加拿大阿尔伯塔省北部的阿萨巴斯卡油砂区（AOSR）是颗粒元素的重要来源，可能对人类和生态系统健康造成负面影响。本文采用WRF-Chem模拟了2016-2017年8种元素（Al, Ca, Fe， K, Mn, Si， Ti和Zn）在AOSR中的迁移和沉积，并以最新开发的区域尺度元素排放数据库作为模型输入。在模型域中对各单元的点辐射和面积辐射进行网格化处理，同时考虑了羽流上升的影响。模型测量的8种元素的年浓度总和在AMS1的差异为23%，在AMS17的差异为25%，在AMS18的差异为- 56%。
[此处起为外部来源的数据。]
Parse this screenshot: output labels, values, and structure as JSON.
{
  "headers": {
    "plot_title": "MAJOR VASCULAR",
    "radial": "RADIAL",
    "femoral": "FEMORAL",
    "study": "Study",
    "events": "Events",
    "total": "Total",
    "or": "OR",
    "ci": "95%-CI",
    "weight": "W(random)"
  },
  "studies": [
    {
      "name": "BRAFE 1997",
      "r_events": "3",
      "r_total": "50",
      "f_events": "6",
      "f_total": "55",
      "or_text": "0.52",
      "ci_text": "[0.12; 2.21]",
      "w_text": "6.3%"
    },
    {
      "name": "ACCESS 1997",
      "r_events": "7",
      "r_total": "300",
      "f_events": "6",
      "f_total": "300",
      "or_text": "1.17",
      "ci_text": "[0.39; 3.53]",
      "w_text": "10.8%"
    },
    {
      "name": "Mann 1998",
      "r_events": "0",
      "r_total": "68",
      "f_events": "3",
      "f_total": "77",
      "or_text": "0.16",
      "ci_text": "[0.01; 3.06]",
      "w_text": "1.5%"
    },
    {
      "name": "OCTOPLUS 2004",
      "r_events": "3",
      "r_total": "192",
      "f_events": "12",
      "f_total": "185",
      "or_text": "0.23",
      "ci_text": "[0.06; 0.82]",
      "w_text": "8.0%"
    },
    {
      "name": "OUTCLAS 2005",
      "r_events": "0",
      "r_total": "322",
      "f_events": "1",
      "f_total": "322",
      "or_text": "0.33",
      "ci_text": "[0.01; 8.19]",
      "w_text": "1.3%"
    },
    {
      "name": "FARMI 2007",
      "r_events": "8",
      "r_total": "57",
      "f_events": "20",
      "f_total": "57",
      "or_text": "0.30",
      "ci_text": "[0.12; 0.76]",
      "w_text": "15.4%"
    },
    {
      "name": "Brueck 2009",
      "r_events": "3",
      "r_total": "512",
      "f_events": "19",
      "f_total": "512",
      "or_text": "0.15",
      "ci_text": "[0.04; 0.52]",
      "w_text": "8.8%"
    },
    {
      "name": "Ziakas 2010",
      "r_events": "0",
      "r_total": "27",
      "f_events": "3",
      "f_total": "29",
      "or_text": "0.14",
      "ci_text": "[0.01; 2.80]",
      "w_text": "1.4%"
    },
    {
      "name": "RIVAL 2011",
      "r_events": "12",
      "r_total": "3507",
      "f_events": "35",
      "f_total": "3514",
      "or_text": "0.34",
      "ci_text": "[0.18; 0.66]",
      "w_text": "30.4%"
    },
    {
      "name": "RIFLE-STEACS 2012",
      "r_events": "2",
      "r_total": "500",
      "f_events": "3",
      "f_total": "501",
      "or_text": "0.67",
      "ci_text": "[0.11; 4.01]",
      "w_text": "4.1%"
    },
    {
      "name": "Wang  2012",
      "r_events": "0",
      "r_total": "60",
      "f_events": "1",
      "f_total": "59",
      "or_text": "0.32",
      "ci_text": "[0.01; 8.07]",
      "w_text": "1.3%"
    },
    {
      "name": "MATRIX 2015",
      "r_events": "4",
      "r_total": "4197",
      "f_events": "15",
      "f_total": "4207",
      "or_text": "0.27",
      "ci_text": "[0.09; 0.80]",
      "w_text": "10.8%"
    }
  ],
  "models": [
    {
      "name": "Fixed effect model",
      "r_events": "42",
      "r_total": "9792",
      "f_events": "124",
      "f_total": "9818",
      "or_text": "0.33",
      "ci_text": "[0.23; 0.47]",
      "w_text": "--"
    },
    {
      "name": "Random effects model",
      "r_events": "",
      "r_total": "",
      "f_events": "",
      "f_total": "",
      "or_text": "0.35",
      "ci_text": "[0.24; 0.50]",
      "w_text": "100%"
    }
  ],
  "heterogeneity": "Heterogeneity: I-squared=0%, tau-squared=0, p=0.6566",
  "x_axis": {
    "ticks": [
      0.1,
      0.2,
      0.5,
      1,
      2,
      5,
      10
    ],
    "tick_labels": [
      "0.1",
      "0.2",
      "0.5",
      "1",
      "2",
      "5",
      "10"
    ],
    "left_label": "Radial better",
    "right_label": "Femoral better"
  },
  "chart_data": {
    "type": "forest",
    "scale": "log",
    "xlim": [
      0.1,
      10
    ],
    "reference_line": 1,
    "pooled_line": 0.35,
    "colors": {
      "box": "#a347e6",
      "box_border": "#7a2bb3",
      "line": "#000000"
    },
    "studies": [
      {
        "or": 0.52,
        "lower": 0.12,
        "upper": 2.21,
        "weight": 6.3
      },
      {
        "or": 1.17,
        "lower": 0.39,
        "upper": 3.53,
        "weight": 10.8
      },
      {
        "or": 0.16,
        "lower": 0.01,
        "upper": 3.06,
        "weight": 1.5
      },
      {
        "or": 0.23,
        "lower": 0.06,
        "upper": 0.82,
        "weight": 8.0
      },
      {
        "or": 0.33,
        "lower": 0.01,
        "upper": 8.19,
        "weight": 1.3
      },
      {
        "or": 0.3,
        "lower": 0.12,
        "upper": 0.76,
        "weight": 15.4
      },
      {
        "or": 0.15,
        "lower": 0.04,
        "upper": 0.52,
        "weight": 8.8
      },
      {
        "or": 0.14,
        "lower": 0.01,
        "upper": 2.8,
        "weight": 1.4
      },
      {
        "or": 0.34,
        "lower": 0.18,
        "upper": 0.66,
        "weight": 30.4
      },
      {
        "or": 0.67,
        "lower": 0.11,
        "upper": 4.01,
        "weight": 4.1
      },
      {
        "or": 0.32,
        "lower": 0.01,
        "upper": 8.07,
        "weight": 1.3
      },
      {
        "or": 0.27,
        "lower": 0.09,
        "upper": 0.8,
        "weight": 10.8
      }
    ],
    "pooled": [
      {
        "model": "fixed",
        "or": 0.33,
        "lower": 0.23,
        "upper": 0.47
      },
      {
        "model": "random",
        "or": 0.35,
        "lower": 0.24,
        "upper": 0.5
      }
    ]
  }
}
模拟的AOSR中心工业区各元素年平均浓度和大气沉降分别为0.016 ~ 2.67 μ m-3（总和为5.98 μ m-3）和2.62 ~ 385 mg m-2年-1 （862 mg m-2年-1）。随着距离中心工业区的远近，浓度和沉积量迅速下降，例如在距离中心工业区150公里的地方，浓度和沉积量下降了3个数量级。将这三个站点加在一起，与实测值相比，模拟的8种元素的总浓度在冷季高110%，在暖季低29%，并注意到2016-2017年期间使用了恒定的排放率。进行了两次模型敏感性测试，第一次使用季节变化的排放，第二次用文献中发现的不同模式取代WRF-Chem中默认的干湿沉积方案，以证明模型模拟环境浓度和大气中颗粒物元素沉积的不确定性的大小以及不确定性的主要原因。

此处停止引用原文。